All I ask is live and let’s live and hold aloft our red, gold, green and black star. I don’t begrudge the vast rivers - that give more fish than the TONO DAM. I crave the taste of crabs and shrimps; I love the oil that powers boats, cars and moving machines. I love the tar that colours the road and lubricants that oil the wheels and burnish flesh.
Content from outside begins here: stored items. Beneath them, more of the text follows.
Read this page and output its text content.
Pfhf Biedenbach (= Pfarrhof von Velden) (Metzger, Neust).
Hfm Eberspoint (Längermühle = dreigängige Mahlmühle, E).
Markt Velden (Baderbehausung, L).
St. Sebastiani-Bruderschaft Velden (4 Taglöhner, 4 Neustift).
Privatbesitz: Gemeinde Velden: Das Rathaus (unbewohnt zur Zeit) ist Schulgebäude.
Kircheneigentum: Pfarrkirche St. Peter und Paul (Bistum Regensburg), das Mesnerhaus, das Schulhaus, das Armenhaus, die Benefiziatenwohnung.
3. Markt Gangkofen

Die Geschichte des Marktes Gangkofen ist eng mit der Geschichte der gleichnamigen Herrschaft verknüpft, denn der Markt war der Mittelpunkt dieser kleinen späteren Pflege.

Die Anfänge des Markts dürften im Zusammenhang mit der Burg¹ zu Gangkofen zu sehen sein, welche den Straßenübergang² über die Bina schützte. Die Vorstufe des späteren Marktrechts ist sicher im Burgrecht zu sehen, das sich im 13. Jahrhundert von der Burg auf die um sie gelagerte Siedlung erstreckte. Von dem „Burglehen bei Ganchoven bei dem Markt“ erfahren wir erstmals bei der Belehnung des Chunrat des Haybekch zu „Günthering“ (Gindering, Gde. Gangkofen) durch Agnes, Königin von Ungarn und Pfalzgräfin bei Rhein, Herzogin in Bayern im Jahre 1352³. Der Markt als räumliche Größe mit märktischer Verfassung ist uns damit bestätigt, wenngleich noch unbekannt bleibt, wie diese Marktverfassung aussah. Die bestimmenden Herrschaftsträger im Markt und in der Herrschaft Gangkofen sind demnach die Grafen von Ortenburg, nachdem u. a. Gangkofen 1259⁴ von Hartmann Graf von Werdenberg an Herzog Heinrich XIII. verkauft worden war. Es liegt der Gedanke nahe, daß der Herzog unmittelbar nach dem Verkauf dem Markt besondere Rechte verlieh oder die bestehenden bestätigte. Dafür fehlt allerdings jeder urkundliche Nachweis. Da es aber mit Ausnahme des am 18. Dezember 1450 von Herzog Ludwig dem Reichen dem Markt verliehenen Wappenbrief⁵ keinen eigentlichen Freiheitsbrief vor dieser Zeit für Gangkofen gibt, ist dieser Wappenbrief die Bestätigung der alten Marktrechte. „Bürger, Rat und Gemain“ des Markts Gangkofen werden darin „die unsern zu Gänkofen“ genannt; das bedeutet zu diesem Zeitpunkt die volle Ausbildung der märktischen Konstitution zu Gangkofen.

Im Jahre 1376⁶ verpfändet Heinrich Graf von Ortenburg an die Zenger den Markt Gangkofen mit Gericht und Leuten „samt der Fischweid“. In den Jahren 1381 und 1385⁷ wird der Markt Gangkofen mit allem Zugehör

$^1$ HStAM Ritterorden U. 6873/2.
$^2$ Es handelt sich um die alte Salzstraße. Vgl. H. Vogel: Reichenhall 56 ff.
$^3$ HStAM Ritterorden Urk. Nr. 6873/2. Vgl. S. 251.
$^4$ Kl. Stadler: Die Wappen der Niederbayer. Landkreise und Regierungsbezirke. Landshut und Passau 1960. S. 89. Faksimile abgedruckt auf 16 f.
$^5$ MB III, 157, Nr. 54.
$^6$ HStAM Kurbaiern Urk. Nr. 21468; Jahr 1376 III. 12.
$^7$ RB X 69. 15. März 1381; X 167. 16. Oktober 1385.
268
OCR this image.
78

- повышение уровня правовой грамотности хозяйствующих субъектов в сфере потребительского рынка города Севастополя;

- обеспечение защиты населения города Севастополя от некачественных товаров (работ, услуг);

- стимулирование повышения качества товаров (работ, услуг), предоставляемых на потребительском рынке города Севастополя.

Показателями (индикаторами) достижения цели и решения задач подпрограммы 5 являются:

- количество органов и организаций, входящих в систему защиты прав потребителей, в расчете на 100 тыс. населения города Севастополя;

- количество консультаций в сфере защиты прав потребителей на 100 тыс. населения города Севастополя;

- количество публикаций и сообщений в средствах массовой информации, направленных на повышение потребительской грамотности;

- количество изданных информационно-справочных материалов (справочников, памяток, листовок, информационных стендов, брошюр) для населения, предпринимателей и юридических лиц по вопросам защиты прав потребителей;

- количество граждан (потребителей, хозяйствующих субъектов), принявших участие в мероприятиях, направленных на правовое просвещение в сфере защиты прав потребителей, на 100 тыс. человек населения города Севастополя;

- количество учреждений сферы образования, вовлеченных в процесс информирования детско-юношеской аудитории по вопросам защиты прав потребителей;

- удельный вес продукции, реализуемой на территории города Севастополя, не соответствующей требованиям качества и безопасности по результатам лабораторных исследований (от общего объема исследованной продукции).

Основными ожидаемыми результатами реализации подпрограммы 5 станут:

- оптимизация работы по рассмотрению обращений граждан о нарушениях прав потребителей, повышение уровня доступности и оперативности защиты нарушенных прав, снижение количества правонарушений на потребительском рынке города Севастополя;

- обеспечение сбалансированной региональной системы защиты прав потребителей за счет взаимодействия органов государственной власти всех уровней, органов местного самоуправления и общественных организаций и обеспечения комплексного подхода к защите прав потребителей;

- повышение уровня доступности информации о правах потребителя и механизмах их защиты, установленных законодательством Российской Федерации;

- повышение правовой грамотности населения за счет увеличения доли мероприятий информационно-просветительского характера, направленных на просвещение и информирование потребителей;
Yet all I ask is live and let’s live, but nay they say we want you out. I am a northerner, to be seen never to whine, complain or hold my point of view.
I am a northerner, and everything I touch brings me shame. I love the land and fought for it. I love its make from my vantage point- the confluence of the Volta river, watching the evening sun throw the final arms of its glow, like rainbow shoots across the rest of motherland and even that they’ll take from me. For I am a northerner, who must see nothing, hear nothing and pretend to know nothing.
I am a northerner. Others are allowed to make their heroes, keep their heroines and turn their villains into saints but I am accused of political greed. I am the “grand daughter” of NAVRO-PIO KWARA KADATUA, but today, I am the butt of modern jokes.

I am a northerner, cousin of Hilla Liman. My uncles shed the blood that glued this nation. Yes, perhaps, not make professors per square metre but I made mine in quantum too. In NDEWURA JAKPA and NAA GBEWAAH I share my blood. I am a northerner, branded loafer, code-named parasite and forbidden to fight the label. I am never judged on the strength of my character, nor on my personal skill, for I am not supposed to have a brain, skill or character - I am a northerner.
If I drink, I’m called a drunk, and if I don’t, am called a “villager”. If I eat they laugh at me, if I don’t they say, let her starve to death if she will.

I am the “daughter” of CHIEF S.D DOMBO, of unsung heroes and heroines, of brave hearts and royal Kings, of many tribes and many tongues. But when one Political leader errs, they say we are all incompetent; when one man allegedly fights another, they say we are all violent; when one man becomes the slave of a master, they say we are all inferior; when one woman chooses farmwork over education, they say we are all unlettered; when one woman is subjected to abuse, they say we are all timid and when one man takes a child and makes her his wife, we are all called paedophiles - because we are northerners.